It's hardly news in networking and IT circles that a converged approach to building out infrastructure holds the promise of great flexibility and economies of scale. Convergence on IP has already harmonized network equipment and practices, and convergence on platform architectures like Linux and commercial-off-the-shelf options have done the same for computing. But these are only necessary steps, not final solutions, for the cloud as...
the grand unifier. In short, we're not quite there yet.
The cloud provides three important lessons on fully converged infrastructure solutions:
- First, convergence starts with the concept of virtualization, which creates an abstract view of a resource that can then be easily mapped to a wide variety of "real" resources.
- Second, convergence embraces all IT resources at once -- not just networking, storage or compute individually.
- Third, the practical implementation of convergence is dependent on networking. And while the network may be one of the targets for convergence, it is also the glue that binds the physical resources to the critical central abstraction that virtualization is based on.
From the mile-high view, the cloud creates the need for a virtual abstraction, which includes the following components: virtual servers that can run applications and support users, attached storage systems, and network connections to users. In the broadest sense, virtualization enables users to write and deploy applications to a virtual server, and then it supports committing the underlying server and storage resources to fulfill the "virtual resource" mission that the application expects.
Cloud users shouldn't have to care what or where the servers are, how the storage capabilities are actually provided, or what network devices are used. Instead, users need to manage the virtual abstractions. OpenStack's application programming interfaces (APIs) provide user access to virtual compute services, virtual network services and virtual storage services. These APIs assign distributed resources from a pool to an application, and the network is the medium that connects the elements in the cloud resource pool to the users. So the network plays a dual role as both a virtual resource and as the real connecting tissue of the cloud.
Virtualization-based convergence demands more of networks than ever before because of the requirement for the effective use of virtual resources of any sort. When resources need to be allocated from a pool of hardware elements of various types from various vendors, the cloud's abstraction has to make all of the resources of the same type look the same to applications.
Storage, no matter what hosts it, has to be accessed in the same way. Cloud middleware is responsible for accomplishing some of that, but cloud middleware can't overcome the differences in the availability or performance of resources that are created by differences in the network performance of the connections located between the resources and the applications. A storage or compute element pulled from a national or global resource pool has to work the same way, no matter where it is located in that pool, whether a mile away from the application or thousands of miles away.

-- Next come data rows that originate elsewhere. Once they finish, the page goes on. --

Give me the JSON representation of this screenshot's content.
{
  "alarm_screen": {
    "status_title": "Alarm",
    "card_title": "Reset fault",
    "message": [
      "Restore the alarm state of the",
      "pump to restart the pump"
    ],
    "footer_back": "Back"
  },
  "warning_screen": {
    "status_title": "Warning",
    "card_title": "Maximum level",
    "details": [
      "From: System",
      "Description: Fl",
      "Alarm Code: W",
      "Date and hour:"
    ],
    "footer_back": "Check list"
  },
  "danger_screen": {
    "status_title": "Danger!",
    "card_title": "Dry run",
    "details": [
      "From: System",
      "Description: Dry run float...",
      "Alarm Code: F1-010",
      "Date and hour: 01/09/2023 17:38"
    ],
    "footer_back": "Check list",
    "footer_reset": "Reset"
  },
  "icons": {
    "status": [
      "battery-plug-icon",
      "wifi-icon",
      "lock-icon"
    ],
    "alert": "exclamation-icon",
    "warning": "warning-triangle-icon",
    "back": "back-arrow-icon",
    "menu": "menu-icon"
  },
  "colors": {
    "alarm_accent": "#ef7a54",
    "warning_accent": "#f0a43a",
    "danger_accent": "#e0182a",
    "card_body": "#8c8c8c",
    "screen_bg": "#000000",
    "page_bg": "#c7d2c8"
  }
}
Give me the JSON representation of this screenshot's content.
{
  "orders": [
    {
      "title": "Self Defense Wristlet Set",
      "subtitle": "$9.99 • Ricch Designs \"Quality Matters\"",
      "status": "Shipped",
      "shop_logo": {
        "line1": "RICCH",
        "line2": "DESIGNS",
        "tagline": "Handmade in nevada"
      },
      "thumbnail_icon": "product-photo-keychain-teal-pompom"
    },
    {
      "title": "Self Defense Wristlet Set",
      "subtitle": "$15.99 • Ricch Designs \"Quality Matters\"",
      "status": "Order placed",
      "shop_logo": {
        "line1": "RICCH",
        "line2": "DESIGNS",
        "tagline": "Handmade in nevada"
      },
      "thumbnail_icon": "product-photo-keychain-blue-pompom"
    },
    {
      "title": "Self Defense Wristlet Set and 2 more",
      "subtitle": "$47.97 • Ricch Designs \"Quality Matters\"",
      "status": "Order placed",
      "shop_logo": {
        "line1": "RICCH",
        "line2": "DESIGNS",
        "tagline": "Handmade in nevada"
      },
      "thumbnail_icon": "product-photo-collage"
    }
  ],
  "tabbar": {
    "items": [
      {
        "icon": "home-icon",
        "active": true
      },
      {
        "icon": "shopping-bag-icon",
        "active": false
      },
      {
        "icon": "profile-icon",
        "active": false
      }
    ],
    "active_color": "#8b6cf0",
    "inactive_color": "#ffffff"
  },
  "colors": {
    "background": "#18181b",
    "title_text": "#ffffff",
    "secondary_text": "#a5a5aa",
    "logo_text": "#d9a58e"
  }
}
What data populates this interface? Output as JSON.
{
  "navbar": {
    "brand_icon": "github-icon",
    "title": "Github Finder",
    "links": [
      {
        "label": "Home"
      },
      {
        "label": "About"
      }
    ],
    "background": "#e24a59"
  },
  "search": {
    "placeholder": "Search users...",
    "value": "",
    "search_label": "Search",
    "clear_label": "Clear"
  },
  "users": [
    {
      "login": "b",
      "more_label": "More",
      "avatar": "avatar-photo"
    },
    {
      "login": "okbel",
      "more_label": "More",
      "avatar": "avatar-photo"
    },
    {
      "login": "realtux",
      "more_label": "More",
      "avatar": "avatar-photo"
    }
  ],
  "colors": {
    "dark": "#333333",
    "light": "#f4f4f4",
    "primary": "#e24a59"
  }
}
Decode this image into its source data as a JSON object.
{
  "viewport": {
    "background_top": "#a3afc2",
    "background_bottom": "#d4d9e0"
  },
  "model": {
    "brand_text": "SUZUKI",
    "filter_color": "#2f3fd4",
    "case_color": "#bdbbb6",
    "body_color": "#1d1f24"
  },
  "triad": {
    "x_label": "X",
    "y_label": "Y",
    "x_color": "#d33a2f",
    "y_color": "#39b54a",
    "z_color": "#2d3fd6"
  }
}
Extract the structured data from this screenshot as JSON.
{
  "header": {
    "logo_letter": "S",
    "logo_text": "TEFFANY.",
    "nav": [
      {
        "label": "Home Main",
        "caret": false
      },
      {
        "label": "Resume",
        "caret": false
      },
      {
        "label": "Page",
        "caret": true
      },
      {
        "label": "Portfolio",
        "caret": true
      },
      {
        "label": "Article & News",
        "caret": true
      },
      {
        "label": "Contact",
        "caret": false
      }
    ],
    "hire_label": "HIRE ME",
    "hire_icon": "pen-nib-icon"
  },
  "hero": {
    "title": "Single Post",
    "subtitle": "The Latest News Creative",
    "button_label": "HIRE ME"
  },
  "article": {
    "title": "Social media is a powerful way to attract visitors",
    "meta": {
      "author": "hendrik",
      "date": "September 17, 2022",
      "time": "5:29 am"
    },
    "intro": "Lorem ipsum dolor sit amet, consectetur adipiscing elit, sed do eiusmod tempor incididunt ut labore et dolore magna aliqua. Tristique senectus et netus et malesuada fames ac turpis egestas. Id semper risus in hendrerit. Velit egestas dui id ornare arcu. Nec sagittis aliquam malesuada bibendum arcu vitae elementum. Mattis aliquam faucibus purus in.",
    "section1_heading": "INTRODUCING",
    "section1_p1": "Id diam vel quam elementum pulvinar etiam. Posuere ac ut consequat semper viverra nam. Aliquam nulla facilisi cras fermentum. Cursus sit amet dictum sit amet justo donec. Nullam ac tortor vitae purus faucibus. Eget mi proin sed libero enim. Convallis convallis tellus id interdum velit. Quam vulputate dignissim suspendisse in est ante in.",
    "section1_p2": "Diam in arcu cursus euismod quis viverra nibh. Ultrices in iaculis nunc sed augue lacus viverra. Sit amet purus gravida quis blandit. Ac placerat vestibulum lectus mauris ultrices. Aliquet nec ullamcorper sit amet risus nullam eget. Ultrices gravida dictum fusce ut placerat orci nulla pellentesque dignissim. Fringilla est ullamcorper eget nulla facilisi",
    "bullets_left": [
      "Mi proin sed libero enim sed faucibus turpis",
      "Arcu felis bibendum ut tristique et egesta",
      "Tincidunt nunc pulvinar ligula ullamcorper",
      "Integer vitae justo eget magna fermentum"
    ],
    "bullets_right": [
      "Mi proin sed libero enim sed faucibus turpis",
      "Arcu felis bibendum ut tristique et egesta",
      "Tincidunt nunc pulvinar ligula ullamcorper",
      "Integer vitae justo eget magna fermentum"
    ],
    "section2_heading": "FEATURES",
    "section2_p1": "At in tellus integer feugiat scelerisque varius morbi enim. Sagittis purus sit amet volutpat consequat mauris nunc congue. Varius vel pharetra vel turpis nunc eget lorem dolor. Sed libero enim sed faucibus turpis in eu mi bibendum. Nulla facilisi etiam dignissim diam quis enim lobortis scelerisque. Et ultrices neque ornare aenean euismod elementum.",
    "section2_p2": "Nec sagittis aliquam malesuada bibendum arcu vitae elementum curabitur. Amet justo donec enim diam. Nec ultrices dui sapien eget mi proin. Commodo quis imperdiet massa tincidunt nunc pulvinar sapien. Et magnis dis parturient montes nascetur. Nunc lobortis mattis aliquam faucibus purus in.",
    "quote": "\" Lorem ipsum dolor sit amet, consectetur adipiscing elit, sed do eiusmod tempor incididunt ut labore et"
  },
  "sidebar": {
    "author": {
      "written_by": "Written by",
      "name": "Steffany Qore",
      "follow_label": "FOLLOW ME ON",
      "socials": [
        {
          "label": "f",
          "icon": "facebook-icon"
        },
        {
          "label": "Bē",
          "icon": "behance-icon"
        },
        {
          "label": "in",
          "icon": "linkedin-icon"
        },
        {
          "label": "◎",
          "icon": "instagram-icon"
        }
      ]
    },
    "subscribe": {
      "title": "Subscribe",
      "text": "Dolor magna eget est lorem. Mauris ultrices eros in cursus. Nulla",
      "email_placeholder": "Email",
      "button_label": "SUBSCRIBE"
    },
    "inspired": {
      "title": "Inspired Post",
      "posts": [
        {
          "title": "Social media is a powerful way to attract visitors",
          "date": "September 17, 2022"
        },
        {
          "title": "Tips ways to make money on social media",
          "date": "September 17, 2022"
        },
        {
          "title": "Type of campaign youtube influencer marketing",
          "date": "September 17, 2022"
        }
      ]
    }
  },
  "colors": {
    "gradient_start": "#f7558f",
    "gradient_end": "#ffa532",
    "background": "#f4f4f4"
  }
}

Cloud economics breaks down if the network isn't performing
The cloud-driven convergence-by-virtualization mission is creating pressure to change how networking is done. Traditional best-effort IP connections don't provide uniform communications performance over the range of geographies that a cloud's resource pool could likely span. As distances increase, so does delay and packet loss, and at some point these two combine to degrade network access to cloud resources. If the resources in a cloud's pool are not truly equivalent in performance, then applications can't draw any resource from the pool. Instead, they have to draw only from resources that are close by, resources that can offer stable performance. That makes the effective resource pool smaller, which leads to the cloud being less economical. At some point, the lack of stable network performance can so erode the economies of scale for the cloud that it becomes a barrier to adoption of cloud technology.
Another challenge that convergence-by-abstraction creates is that applications using compute or storage resources don't expect to manage communications performance. How do you tell compute users they had a network failure when there's no "network" in compute in most cases? All of the network activity that relates to connecting real resources to abstract resource users in the cloud must be managed by the cloud itself. The more complex that process is, the more expensive it is to build clouds. Again, the very economic foundation of the cloud is threatened if the network isn't performing as it should. Every improvement in network performance and stability will drive down resource and operations costs, as well as improve cloud adoption.
The bottom line is that the cloud is driving the future of networking, in particular, the evolution of software-defined networking. Because networking is both a cloud "Resource as a Service" element and the glue that binds all resources to services, changes in the network's mission are reshaping the technology used to build them.